Microsoft’s rivals also offer their own lineup of compact AI models, primarily aimed at handling simpler tasks such as document summarization or aiding in coding tasks. Google’s Gemma 2B and 7B models excel in powering basic chatbots and language-related endeavors. Anthropic’s Claude 3 Haiku is proficient in parsing through dense research papers featuring graphs and swiftly summarizing their contents. Meanwhile, Meta’s newly introduced Llama 3 8B model serves purposes like chatbot support and coding assistance.

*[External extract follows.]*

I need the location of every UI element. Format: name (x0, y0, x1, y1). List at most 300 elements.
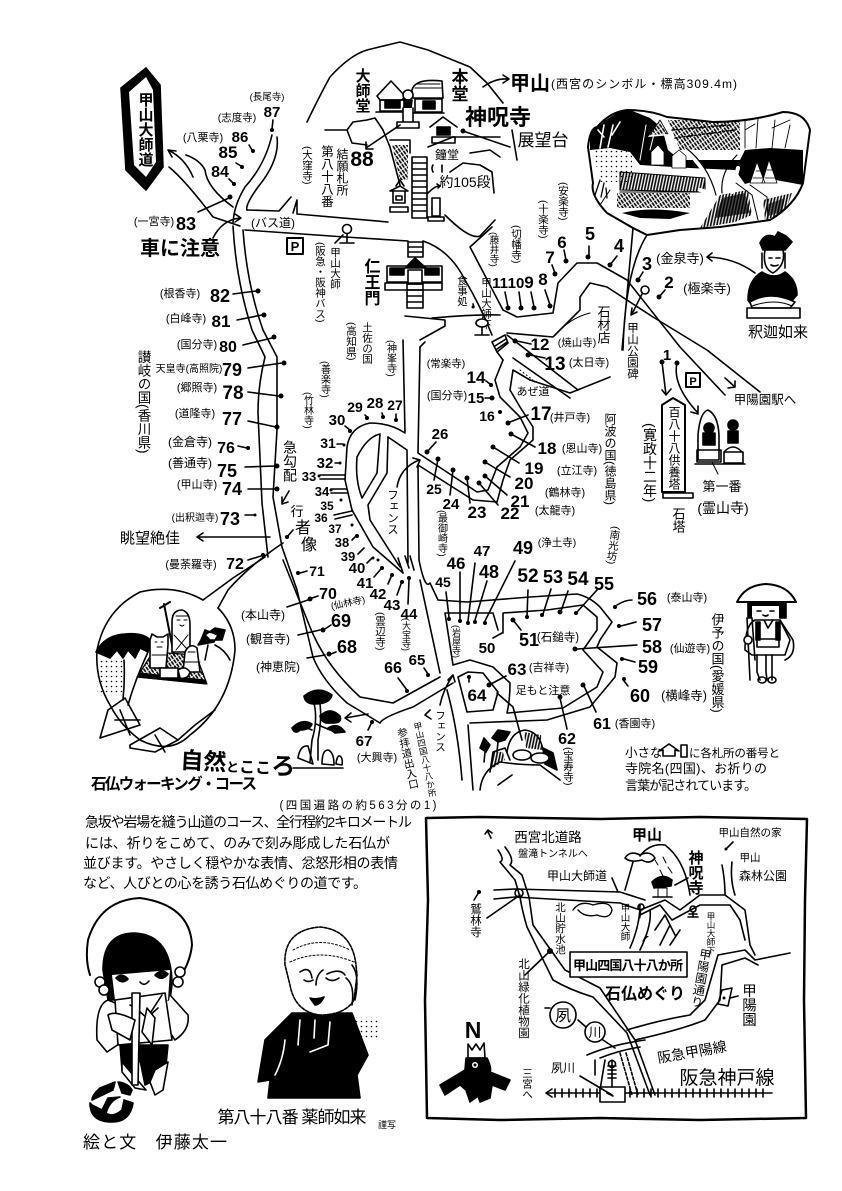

Boyd explains that developers utilized a “curriculum” to train Phi-3. They drew inspiration from the way children absorb knowledge through bedtime stories and books featuring simpler language and sentence structures, yet discussing broader subjects.

“There aren’t enough children’s books out there, so we took a list of more than 3,000 words and asked an LLM to make ‘children’s books’ to teach Phi,” Boyd says.

He further explained that Phi-3 essentially refined the knowledge accumulated by its predecessors. While Phi-1 concentrated on coding and Phi-2 started delving into reasoning, Phi-3 exhibits enhanced proficiency in both coding and reasoning tasks. Despite possessing some general knowledge, the Phi-3 lineup falls short of matching the breadth of a GPT-4 or another large language model (LLM). There’s a significant contrast in the types of responses attainable from an LLM trained on the entirety of the internet compared to a smaller model like Phi-3.

Boyd mentions that many companies discover that smaller models like Phi-3 are more effective for their customized applications. This is particularly true because, for many companies, their internal datasets tend to be relatively small. Additionally, since these models require less computing power, they are often much more cost-effective.